Pero estaba despierta, con los ojos entrecerrados y la mandíbula encajada con la misma determinación, como si fuera asimilando el dolor y luchara por seguir viva. Todos los cortes habían recibido el tinte de la violeta de genciana, y los cardenales la hacían parecer una muñeca rota.
—Zizi, ¿puedes oírme? —le dijo Hock acercando su cara a la de la chica.
Ella no hablaba, pero tensó sus facciones como solía hacer, y una ceja tembló fugazmente y se alzó en un signo de reconocimiento.
—¿Quién ha sido?
Ella gruñó, sus labios estaban secos y partidos, y era incapaz de formar una palabra, aunque sí mostraba los dientes, esos dientes tan hermosos con pintas de sangre.
—¿Fue Aubrey?
Ella crispó la cara como si la hubieran pinchado con un cuchillo.
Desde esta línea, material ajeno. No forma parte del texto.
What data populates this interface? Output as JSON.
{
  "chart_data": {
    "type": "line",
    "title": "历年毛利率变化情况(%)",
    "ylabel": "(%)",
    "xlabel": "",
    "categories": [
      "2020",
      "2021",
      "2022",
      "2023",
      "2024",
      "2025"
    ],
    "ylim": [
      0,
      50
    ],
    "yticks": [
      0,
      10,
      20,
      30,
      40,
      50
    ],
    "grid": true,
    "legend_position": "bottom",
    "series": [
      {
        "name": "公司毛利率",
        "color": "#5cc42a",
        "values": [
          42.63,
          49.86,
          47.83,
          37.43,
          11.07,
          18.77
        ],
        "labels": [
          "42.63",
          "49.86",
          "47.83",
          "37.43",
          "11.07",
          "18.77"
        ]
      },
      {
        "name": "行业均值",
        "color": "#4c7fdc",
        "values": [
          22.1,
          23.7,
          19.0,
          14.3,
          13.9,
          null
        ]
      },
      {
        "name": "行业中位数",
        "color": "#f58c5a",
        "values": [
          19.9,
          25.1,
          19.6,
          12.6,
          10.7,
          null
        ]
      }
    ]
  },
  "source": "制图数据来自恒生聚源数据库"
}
Hock se paró a pensar un momento, y se preguntó si Gala o las mujeres habrían oído su susurro; se habían quedado un poco apartadas, para dejarles algo de intimidad.
—La carta —dijo Hock, y dejó un segundo para que asimilara esa palabra, «kalata»—. ¿Qué pasó? —ella no reaccionaba—. ¿La mandaste?
Él esperó, y Zizi se limitó a girar la cabeza de un lado a otro, atenazada por el dolor. Podía estar diciendo «No» o «No lo sé».
Al poco, él se marchó, y Snowdon lo guio de nuevo por la oscuridad del matorral. El enano no dejó de parlotear durante todo el camino, tal vez enardecido por haber visto a la chica deshecha entre tanta sangre.